Se o réu for reincidente, sofrerá
diversos efeitos negativos no processo penal.

O
principal deles é que, no momento da dosimetria da pena em relação ao segundo delito,
a reincidência será considerada como uma agravante genérica (art. 61, I, do
CP), fazendo com que a pena imposta seja maior do que seria devida caso ele
fosse primário.

Art. 61. São circunstâncias que sempre
agravam a pena, quando não constituem ou qualificam o crime:

I – a reincidência;

 

Porte de droga para consumo pessoal

A Lei nº
11.343/2006 prevê o crime de posse/porte de droga para consumo pessoal nos
seguintes termos:

Art. 28. Quem adquirir, guardar, tiver
em depósito, transportar ou trouxer consigo, para consumo pessoal, drogas sem
autorização ou em desacordo com determinação legal ou regulamentar será
submetido às seguintes penas:

I – advertência sobre os efeitos das
drogas;

II – prestação de serviços à
comunidade;

III – medida educativa de comparecimento
a programa ou curso educativo.

 

Tese de que o art. 28 não seria crime

Assim que
a Lei de Drogas foi editada, Luis Flávio Gomes defendeu a tese de que o
porte/posse de droga para consumo pessoal havia deixado de ser crime. Em outras
palavras, LFG sustentou que o art. 28 não traria a definição de crime, já que
ele não prevê pena privativa de liberdade nem multa.

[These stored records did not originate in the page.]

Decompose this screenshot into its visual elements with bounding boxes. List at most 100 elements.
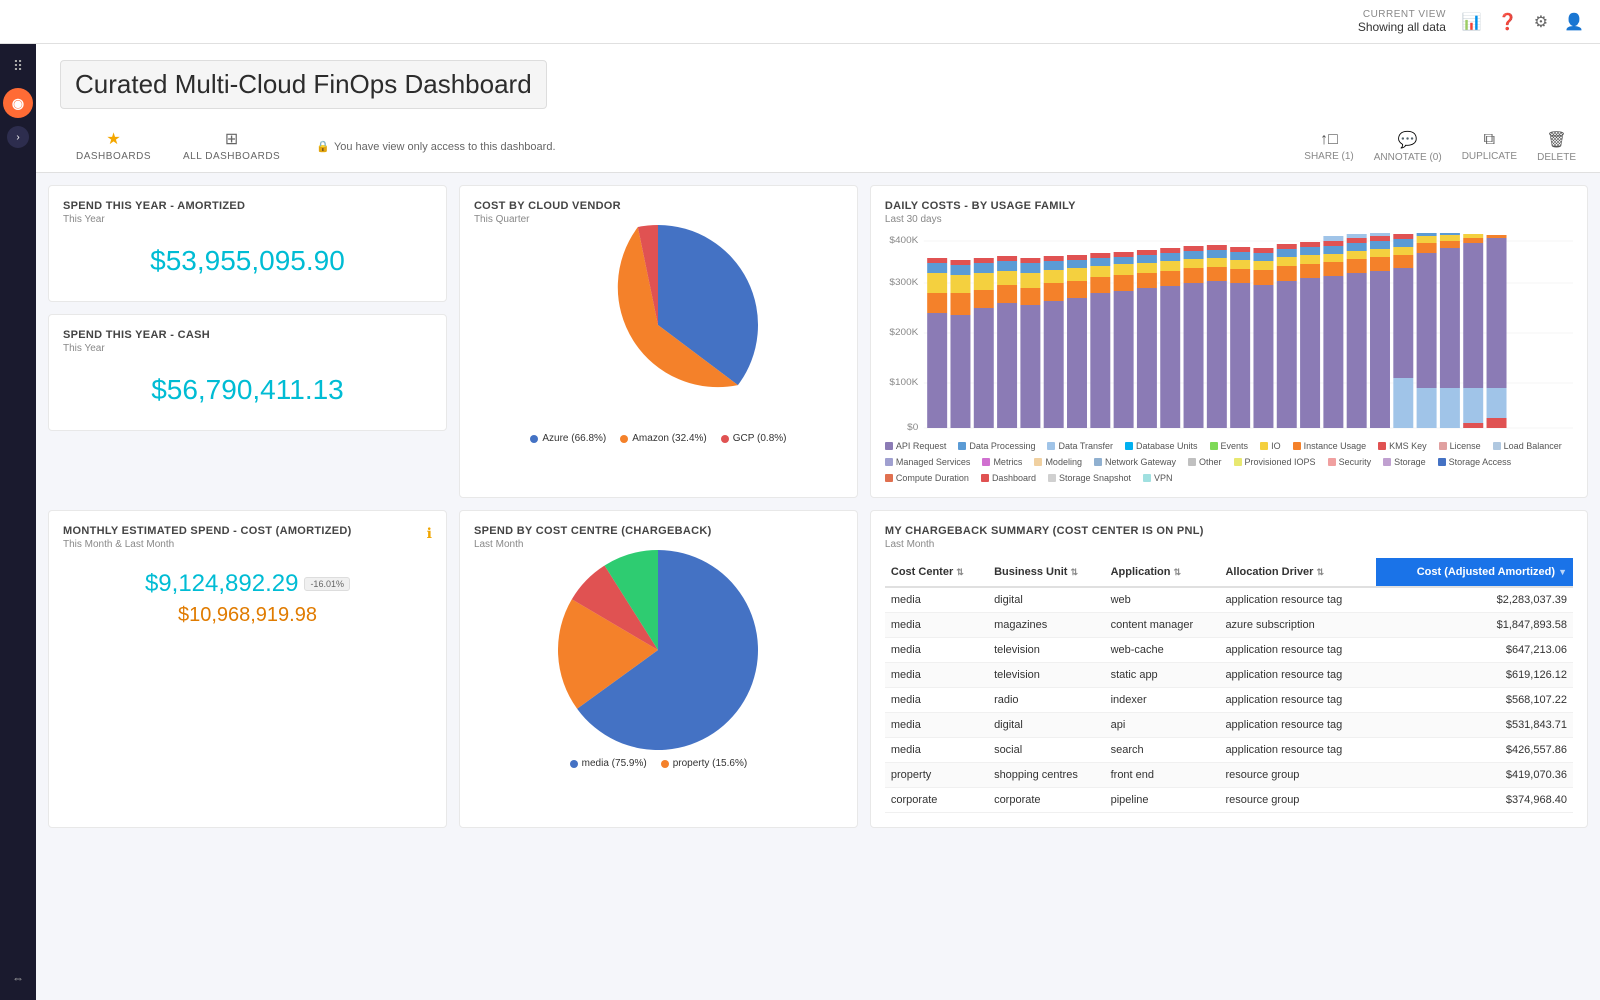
instance-usage-color [1293, 442, 1301, 450]
pie-legend: Azure (66.8%) Amazon (32.4%) GCP (0.8%) [530, 433, 786, 444]
monthly-values: $9,124,892.29 -16.01% $10,968,919.98 [63, 570, 432, 627]
sidebar-expand-icon[interactable]: ⇔ [4, 964, 32, 992]
cloud-pie-chart [558, 225, 758, 425]
provisioned-iops-color [1234, 458, 1242, 466]
help-icon[interactable]: ❓ [1498, 12, 1518, 32]
annotate-label: ANNOTATE (0) [1374, 152, 1442, 163]
cell-business-unit: social [988, 738, 1105, 763]
tab-bar: ★ DASHBOARDS ⊞ ALL DASHBOARDS 🔒 You have… [60, 121, 1576, 172]
chargeback-title: MY CHARGEBACK SUMMARY (COST CENTER IS ON… [885, 525, 1573, 537]
spend-column: SPEND THIS YEAR - AMORTIZED This Year $5… [48, 185, 447, 498]
cell-cost-center: media [885, 587, 988, 613]
dashboard-title: Curated Multi-Cloud FinOps Dashboard [60, 60, 547, 109]
col-cost[interactable]: Cost (Adjusted Amortized) ▼ [1376, 558, 1573, 587]
managed-services-color [885, 458, 893, 466]
sidebar-logo-icon[interactable]: ◉ [3, 88, 33, 118]
cell-allocation-driver: application resource tag [1219, 713, 1375, 738]
metrics-color [982, 458, 990, 466]
col-allocation-driver: Allocation Driver ⇅ [1219, 558, 1375, 587]
chargeback-table-container[interactable]: Cost Center ⇅ Business Unit ⇅ Applicatio… [885, 558, 1573, 813]
cell-cost-center: media [885, 688, 988, 713]
dashboard-color [981, 474, 989, 482]
cell-cost: $426,557.86 [1376, 738, 1573, 763]
cell-application: front end [1105, 763, 1220, 788]
delete-action[interactable]: 🗑 DELETE [1537, 130, 1576, 163]
cost-by-cloud-card: COST BY CLOUD VENDOR This Quarter [459, 185, 858, 498]
share-action[interactable]: ↑□ SHARE (1) [1304, 131, 1353, 162]
amazon-dot [620, 435, 628, 443]
svg-text:$0: $0 [907, 422, 918, 432]
cell-business-unit: shopping centres [988, 763, 1105, 788]
current-view-value[interactable]: Showing all data [1358, 20, 1446, 34]
daily-costs-card: DAILY COSTS - BY USAGE FAMILY Last 30 da… [870, 185, 1588, 498]
monthly-spend-title: MONTHLY ESTIMATED SPEND - COST (AMORTIZE… [63, 525, 352, 537]
legend-load-balancer: Load Balancer [1493, 441, 1562, 451]
load-balancer-color [1493, 442, 1501, 450]
cell-allocation-driver: application resource tag [1219, 587, 1375, 613]
spend-amortized-subtitle: This Year [63, 214, 432, 225]
legend-provisioned-iops: Provisioned IOPS [1234, 457, 1316, 467]
legend-database-units: Database Units [1125, 441, 1198, 451]
azure-dot [530, 435, 538, 443]
property-label: property (15.6%) [673, 758, 747, 769]
sidebar-nav-arrow[interactable]: › [7, 126, 29, 148]
user-icon[interactable]: 👤 [1564, 12, 1584, 32]
license-color [1439, 442, 1447, 450]
spend-cash-subtitle: This Year [63, 343, 432, 354]
chart-legend: API Request Data Processing Data Transfe… [885, 441, 1573, 483]
cell-cost: $531,843.71 [1376, 713, 1573, 738]
tab-dashboards-label: DASHBOARDS [76, 151, 151, 162]
sort-business-unit-icon[interactable]: ⇅ [1070, 567, 1078, 578]
legend-storage-snapshot: Storage Snapshot [1048, 473, 1131, 483]
cost-centre-card: SPEND BY COST CENTRE (CHARGEBACK) Last M… [459, 510, 858, 828]
cost-centre-title: SPEND BY COST CENTRE (CHARGEBACK) [474, 525, 843, 537]
cell-business-unit: digital [988, 713, 1105, 738]
chargeback-table: Cost Center ⇅ Business Unit ⇅ Applicatio… [885, 558, 1573, 813]
dashboard-top-row: SPEND THIS YEAR - AMORTIZED This Year $5… [36, 173, 1600, 510]
duplicate-icon: ⧉ [1484, 131, 1495, 149]
monthly-main-row: $9,124,892.29 -16.01% [63, 570, 432, 598]
sidebar-grid-icon[interactable]: ⠿ [4, 52, 32, 80]
sort-application-icon[interactable]: ⇅ [1174, 567, 1182, 578]
cost-by-cloud-subtitle: This Quarter [474, 214, 843, 225]
share-icon: ↑□ [1320, 131, 1338, 149]
chart-icon[interactable]: 📊 [1462, 12, 1482, 32]
cell-cost-center: media [885, 663, 988, 688]
settings-icon[interactable]: ⚙ [1534, 12, 1548, 32]
legend-vpn: VPN [1143, 473, 1173, 483]
cost-by-cloud-title: COST BY CLOUD VENDOR [474, 200, 843, 212]
chargeback-subtitle: Last Month [885, 539, 1573, 550]
legend-dashboard: Dashboard [981, 473, 1036, 483]
sort-cost-icon[interactable]: ▼ [1558, 567, 1567, 577]
storage-access-color [1438, 458, 1446, 466]
info-icon[interactable]: ℹ [427, 525, 432, 542]
cell-cost-center: media [885, 713, 988, 738]
duplicate-action[interactable]: ⧉ DUPLICATE [1462, 131, 1517, 162]
gcp-label: GCP (0.8%) [733, 433, 787, 444]
tab-all-dashboards[interactable]: ⊞ ALL DASHBOARDS [167, 121, 296, 172]
annotate-action[interactable]: 💬 ANNOTATE (0) [1374, 130, 1442, 163]
cell-business-unit: television [988, 663, 1105, 688]
spend-amortized-value: $53,955,095.90 [63, 245, 432, 287]
cost-centre-pie-chart [558, 550, 758, 750]
top-bar: CURRENT VIEW Showing all data 📊 ❓ ⚙ 👤 [0, 0, 1600, 44]
sort-allocation-driver-icon[interactable]: ⇅ [1317, 567, 1325, 578]
top-bar-icons: 📊 ❓ ⚙ 👤 [1462, 12, 1584, 32]
data-processing-color [958, 442, 966, 450]
bar-chart-svg: $400K $300K $200K $100K $0 [885, 233, 1573, 433]
sort-cost-center-icon[interactable]: ⇅ [956, 567, 964, 578]
chargeback-card: MY CHARGEBACK SUMMARY (COST CENTER IS ON… [870, 510, 1588, 828]
legend-other: Other [1188, 457, 1222, 467]
table-row: property shopping centres front end reso… [885, 763, 1573, 788]
cell-business-unit: digital [988, 587, 1105, 613]
legend-amazon: Amazon (32.4%) [620, 433, 706, 444]
modeling-color [1034, 458, 1042, 466]
storage-snapshot-color [1048, 474, 1056, 482]
pie-container: Azure (66.8%) Amazon (32.4%) GCP (0.8%) [474, 225, 843, 444]
spend-cash-card: SPEND THIS YEAR - CASH This Year $56,790… [48, 314, 447, 431]
table-row: media social search application resource… [885, 738, 1573, 763]
svg-text:$200K: $200K [889, 327, 919, 337]
tab-dashboards[interactable]: ★ DASHBOARDS [60, 121, 167, 172]
dashboard-bottom-row: MONTHLY ESTIMATED SPEND - COST (AMORTIZE… [36, 510, 1600, 840]
table-row: media radio indexer application resource… [885, 688, 1573, 713]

Logo, estaria “fora” do
conceito de crime trazido pela Lei de Introdução ao Código Penal (DL
3.914/1941):

Art. 1º Considera-se crime a infração
penal que a lei comina pena de reclusão ou de detenção, quer isoladamente, quer
alternativa ou cumulativamente com a pena de multa; contravenção, a infração
penal a que a lei comina, isoladamente, pena de prisão simples ou de multa, ou
ambas, alternativa ou cumulativamente.

 

O STF aceitou essa tese?

NÃO. O STF decidiu que o art. 28 da Lei
de Drogas, mesmo sem prever pena privativa de liberdade, continua definindo
conduta criminosa. Assim, não houve uma descriminalização da conduta (abolitio
criminis), mas sim uma despenalização. A despenalização ocorre quando o
legislador prevê sanções alternativas para o crime que não sejam penas
privativas de liberdade.

Confira a ementa do julgado no STF:

 (…) 1. O art. 1º da LICP – que se limita a
estabelecer um critério que permite distinguir quando se está diante de um
crime ou de uma contravenção – não obsta a que lei ordinária superveniente
adote outros critérios gerais de distinção, ou estabeleça para determinado
crime – como o fez o art. 28 da L. 11.343/06 – pena diversa da privação ou
restrição da liberdade, a qual constitui somente uma das opções constitucionais
passíveis de adoção pela lei incriminadora (CF/88, art. 5º, XLVI e XLVII).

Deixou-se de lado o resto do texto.